BERLIN – The men whose failed attempt in Germany to build a huge cargo-carrying airship wiped out hundreds of millions of euros three years ago have returned to the fray, saying they are testing the market again for the Cargolifter.

Carl von Gablenz, the former chief executive, and associates said in Berlin late Thursday they had formed a new company named CL Cargolifter to promote the idea and were raising 250,000 euros in equity.

“The Cargolifter idea has survived the economic crash,” said Gablenz. The June 2002 bankruptcy of the original dirigible venture left 74,000 stockholders nothing from the 320 million euros they had invested and state authorities lost their 41-million-euro subsidy.

Since the crashes 70 years ago of several airships including the Hindenburg in 1937 destroyed confidence in dirigibles, visionaries have dreamed of reviving airships as a cheaper alternative to heavier-than-air aircraft.
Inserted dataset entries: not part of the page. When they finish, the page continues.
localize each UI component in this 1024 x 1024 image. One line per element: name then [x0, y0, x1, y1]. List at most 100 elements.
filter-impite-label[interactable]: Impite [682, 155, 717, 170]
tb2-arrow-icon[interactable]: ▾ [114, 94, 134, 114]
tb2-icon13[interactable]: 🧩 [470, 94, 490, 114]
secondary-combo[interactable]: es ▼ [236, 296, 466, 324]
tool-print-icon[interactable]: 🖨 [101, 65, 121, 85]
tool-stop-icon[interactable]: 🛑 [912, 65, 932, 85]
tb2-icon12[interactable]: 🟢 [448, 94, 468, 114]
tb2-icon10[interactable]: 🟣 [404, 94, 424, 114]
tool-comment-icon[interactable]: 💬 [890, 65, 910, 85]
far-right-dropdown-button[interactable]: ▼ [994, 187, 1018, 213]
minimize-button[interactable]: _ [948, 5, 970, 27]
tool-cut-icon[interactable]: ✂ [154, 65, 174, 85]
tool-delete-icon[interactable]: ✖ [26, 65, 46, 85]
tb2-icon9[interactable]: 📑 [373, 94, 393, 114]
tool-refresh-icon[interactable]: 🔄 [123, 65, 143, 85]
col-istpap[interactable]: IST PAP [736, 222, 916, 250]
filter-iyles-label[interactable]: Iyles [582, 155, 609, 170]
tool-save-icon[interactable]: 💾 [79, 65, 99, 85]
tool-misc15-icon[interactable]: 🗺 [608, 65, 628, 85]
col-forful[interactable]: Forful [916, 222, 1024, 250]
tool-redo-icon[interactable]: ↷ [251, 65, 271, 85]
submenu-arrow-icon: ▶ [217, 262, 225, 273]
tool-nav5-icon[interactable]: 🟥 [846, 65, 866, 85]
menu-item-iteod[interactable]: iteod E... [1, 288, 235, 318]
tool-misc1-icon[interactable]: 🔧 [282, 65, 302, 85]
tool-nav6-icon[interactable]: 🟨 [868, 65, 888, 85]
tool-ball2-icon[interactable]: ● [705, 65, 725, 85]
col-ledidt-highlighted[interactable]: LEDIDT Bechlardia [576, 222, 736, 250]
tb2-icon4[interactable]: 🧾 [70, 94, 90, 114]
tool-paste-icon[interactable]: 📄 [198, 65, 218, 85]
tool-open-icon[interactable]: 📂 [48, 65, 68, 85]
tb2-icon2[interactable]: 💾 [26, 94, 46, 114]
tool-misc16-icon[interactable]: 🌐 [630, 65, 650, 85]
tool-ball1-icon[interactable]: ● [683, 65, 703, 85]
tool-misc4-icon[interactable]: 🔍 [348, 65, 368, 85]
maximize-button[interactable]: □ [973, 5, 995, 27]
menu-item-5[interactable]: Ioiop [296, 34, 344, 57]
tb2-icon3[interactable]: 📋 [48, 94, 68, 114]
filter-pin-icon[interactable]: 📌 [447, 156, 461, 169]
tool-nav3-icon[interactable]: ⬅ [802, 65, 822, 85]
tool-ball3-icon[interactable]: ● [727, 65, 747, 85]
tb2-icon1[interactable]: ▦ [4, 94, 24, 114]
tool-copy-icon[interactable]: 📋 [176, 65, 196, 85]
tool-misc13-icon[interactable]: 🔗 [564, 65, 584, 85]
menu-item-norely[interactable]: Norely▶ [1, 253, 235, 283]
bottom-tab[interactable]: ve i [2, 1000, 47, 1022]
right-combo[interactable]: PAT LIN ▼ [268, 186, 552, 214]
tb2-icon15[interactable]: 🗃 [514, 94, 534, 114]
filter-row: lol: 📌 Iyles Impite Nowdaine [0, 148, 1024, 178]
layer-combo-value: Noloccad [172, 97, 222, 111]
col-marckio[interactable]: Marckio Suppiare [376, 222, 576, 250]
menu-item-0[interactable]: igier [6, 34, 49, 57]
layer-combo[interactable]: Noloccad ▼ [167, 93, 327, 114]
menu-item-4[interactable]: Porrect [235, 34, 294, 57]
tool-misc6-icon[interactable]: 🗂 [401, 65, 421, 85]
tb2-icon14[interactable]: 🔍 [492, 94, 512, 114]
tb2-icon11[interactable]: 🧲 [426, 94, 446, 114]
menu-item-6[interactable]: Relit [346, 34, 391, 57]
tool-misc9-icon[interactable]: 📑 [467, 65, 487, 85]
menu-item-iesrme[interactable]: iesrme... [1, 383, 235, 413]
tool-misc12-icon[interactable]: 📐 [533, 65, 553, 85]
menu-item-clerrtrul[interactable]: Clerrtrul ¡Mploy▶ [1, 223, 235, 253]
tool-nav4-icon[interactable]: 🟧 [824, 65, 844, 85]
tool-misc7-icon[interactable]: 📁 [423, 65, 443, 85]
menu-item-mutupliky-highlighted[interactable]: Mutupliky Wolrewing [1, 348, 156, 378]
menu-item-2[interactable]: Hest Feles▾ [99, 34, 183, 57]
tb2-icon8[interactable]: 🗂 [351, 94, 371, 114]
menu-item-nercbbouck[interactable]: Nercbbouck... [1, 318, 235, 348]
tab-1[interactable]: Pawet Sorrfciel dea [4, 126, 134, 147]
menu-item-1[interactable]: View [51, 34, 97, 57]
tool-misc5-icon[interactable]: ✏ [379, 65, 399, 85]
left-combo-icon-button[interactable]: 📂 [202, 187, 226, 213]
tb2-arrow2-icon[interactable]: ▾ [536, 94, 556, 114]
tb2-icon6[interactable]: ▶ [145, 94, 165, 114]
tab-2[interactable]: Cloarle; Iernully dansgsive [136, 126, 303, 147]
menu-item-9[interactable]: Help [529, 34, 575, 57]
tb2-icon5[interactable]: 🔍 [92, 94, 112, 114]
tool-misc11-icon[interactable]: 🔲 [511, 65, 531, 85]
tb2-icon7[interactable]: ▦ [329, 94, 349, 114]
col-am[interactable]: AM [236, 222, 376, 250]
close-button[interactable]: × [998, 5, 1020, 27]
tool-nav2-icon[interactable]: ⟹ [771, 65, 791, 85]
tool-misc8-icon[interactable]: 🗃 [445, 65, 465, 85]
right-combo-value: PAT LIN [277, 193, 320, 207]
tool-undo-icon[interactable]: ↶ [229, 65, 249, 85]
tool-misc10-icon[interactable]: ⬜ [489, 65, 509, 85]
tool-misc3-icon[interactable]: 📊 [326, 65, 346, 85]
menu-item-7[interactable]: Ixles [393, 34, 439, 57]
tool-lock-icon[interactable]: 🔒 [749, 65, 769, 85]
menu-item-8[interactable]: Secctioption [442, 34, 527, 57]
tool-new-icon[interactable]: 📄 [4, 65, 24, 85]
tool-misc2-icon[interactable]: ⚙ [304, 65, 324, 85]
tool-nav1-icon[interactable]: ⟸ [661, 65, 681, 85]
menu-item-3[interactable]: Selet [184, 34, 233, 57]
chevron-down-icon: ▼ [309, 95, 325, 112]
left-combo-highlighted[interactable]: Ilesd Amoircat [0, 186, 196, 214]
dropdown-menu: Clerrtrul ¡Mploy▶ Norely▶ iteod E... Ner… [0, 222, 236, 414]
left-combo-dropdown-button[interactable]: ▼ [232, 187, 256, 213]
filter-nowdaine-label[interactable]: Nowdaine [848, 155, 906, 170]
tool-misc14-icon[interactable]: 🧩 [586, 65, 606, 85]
But independent engineers said that delivering 160-ton loads by airship would not work, because costly mooring facilities were needed at all the destinations to move ballast onto the Cargolifter.

Another German airship maker, Zeppelin, has built three passenger airships. Two are for providing joyrides and one went into use this month in South Africa doing geological surveys. Elsewhere, blimps are in use as advertising platforms.

A hangar that was put up at Brand near Berlin as a factory for the Cargolifter has been converted into a vacation result named Tropical Islands, but visitor numbers for the project have disappointed.

The dissolution of the original Cargolifter company is still being held up by legal disputes.